XCOM: Enemy Unknown powróci do korzeni?
To w dzisiejszych czasach rzadka okazja. Zwykle sequele przebojów sprzed lat są zupełnie inne (gorsze?) od pierwowzorów (jak choćby Syndicate). Z XCOM ma być inaczej.
Jeśli martwicie się, że XCOM: Enemy Unknown to nie będzie już ten sam XCOM, w którego zagrywaliśmy się na początku lat dziewięćdziesiątych, możecie być spokojni. Twórcy nie planują żadnej rewolucji. Wręcz przeciwnie, chcą, by gra była taka jak oryginał.
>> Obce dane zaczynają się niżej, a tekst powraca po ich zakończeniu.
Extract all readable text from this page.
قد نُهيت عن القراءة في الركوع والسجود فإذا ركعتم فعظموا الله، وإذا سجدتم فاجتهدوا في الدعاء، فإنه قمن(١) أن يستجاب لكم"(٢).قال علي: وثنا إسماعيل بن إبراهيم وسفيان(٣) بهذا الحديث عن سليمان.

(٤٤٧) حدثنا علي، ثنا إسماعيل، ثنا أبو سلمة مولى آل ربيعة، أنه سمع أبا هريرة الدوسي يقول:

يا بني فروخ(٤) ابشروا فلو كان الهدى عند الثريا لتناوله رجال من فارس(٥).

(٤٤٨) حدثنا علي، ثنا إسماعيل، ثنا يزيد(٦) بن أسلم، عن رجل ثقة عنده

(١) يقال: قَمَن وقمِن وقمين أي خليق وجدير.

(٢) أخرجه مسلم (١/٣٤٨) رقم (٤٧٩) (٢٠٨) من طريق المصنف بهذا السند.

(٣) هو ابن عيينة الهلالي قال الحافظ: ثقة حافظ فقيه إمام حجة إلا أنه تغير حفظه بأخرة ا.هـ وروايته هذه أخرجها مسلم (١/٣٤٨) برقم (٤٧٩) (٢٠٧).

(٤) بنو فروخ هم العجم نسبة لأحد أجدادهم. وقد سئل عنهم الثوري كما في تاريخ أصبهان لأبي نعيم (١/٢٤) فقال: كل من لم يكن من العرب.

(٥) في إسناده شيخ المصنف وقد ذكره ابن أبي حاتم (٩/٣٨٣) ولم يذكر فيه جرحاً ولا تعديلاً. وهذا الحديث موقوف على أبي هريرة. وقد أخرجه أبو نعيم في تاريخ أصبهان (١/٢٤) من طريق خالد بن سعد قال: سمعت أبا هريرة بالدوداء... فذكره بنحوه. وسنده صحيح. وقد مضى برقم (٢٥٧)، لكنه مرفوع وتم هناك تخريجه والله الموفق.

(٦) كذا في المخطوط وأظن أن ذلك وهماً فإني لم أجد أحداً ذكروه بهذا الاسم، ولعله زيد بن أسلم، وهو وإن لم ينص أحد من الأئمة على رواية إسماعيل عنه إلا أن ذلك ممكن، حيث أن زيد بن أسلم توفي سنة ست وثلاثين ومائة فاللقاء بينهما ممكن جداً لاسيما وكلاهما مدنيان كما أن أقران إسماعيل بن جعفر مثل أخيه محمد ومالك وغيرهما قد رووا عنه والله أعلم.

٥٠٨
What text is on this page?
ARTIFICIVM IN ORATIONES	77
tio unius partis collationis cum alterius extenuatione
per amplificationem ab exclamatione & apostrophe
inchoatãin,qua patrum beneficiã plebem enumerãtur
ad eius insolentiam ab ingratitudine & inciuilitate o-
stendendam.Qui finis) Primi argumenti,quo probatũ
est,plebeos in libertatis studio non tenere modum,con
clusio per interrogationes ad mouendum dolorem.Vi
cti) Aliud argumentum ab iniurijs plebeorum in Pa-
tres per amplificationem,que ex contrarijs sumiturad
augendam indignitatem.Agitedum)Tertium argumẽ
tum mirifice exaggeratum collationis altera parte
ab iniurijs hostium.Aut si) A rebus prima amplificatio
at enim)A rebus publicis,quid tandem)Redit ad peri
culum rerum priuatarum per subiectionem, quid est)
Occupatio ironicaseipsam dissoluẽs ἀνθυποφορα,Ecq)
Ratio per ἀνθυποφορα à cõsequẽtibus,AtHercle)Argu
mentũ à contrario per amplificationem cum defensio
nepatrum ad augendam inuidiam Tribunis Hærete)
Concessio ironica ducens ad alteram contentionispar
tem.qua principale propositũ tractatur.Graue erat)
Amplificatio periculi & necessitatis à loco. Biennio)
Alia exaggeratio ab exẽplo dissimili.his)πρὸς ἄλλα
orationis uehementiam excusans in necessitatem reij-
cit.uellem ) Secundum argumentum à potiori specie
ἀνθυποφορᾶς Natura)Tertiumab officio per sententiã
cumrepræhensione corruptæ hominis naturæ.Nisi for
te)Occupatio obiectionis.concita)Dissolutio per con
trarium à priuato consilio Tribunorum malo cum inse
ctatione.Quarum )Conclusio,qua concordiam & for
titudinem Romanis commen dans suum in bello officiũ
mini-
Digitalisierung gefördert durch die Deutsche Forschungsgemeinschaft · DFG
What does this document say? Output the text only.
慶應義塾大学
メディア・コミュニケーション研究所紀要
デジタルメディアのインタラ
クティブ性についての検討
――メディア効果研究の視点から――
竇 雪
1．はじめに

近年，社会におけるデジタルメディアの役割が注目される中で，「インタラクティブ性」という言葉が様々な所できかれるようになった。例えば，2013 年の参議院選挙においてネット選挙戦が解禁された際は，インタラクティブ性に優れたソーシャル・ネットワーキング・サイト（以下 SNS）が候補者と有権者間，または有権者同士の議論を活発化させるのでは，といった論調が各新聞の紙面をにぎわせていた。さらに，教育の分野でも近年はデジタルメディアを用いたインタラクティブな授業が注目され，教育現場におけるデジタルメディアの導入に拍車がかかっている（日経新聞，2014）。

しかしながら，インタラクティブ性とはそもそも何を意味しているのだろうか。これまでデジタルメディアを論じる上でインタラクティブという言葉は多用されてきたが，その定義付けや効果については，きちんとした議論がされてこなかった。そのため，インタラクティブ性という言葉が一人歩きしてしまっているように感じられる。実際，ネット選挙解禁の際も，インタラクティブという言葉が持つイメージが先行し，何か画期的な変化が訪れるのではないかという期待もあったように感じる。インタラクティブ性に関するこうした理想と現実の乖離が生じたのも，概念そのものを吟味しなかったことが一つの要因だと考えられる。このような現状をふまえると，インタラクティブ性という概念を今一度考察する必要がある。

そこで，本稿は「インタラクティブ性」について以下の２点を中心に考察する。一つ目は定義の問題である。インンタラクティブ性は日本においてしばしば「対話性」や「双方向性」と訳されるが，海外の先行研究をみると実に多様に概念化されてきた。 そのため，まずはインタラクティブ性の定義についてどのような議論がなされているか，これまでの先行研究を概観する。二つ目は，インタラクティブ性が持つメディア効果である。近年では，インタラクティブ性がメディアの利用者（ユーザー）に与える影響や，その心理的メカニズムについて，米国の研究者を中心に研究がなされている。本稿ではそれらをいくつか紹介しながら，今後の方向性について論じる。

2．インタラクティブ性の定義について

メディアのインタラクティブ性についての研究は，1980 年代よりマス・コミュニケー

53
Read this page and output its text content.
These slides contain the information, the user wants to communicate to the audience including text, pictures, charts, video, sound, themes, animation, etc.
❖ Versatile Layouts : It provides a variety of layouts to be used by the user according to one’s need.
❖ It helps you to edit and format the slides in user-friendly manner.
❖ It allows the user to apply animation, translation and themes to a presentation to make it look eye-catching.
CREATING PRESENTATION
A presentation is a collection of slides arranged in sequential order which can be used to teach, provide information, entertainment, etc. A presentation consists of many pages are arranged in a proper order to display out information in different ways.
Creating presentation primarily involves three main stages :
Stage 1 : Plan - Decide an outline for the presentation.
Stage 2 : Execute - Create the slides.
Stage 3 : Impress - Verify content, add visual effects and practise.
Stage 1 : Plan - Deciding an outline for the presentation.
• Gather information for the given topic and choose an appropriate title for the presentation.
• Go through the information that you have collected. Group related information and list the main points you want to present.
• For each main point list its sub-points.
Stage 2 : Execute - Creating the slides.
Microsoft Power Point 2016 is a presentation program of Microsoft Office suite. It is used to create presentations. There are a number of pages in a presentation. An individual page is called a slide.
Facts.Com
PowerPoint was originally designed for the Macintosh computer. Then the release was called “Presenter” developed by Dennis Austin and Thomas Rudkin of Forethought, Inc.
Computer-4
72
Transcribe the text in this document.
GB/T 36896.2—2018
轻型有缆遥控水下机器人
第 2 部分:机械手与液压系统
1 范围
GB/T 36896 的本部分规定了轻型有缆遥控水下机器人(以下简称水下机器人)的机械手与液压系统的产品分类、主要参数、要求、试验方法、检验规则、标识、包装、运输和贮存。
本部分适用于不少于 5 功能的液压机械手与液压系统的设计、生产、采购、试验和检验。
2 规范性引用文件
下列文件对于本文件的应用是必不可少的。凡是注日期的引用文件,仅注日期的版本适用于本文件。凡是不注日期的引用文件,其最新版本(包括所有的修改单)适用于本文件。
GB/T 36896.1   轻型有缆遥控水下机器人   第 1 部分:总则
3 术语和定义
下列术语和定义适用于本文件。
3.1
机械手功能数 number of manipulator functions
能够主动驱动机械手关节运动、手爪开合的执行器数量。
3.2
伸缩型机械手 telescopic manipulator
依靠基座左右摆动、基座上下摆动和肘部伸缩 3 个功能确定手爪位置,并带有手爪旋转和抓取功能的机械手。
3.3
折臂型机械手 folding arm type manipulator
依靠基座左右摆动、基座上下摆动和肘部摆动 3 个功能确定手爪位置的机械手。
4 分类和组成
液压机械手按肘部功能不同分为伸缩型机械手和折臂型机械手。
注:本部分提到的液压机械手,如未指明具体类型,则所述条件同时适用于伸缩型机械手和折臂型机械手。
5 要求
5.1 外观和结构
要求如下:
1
"Jeśli zagracie w grę, zobaczycie, że to zdecydowanie XCOM. Po prostu nowy XCOM" - mówi Jake Solomon, główny projektant XCOM: Enemy Unknown.
"Myślę, że jeśli popatrzycie na screeny z oryginalnego XCOM-a i porównacie z tymi z nowego, to zobaczycie coś w rodzaju rodowodu" - dodaje Solomon.
Solomon twierdzi, że nowy XCOM ma kod DNA oryginału. Podobnie jak w pierwowzorze, żołnierzy oglądamy z góry, wiele pozostało także z systemu turowego.
Oczywiście przyznaje, że on i jego współpracownicy wprowadzili pewne zmiany, ale nie takie, które odstraszyłyby miłośników XCOM-a sprzed lat. W końcu sami są jego fanami.
XCOM: Enemy Unknown ma trafić do sklepów jeszcze w tym roku, prawdopodobnie jesienią lub zimą. Studio Firaxis, twórcy gry, przygotowują wersje na trzy platformy: PC, Xboksa 360 oraz PlayStation 3.
Równolegle studio 2K Marin prowadzi prace nad shooterem zatytułowanym X-COM. Jednak nie idą one najlepiej - premiera gry miała się odbyć już w zeszłym roku, ale odbędzie się dopiero w przyszłym.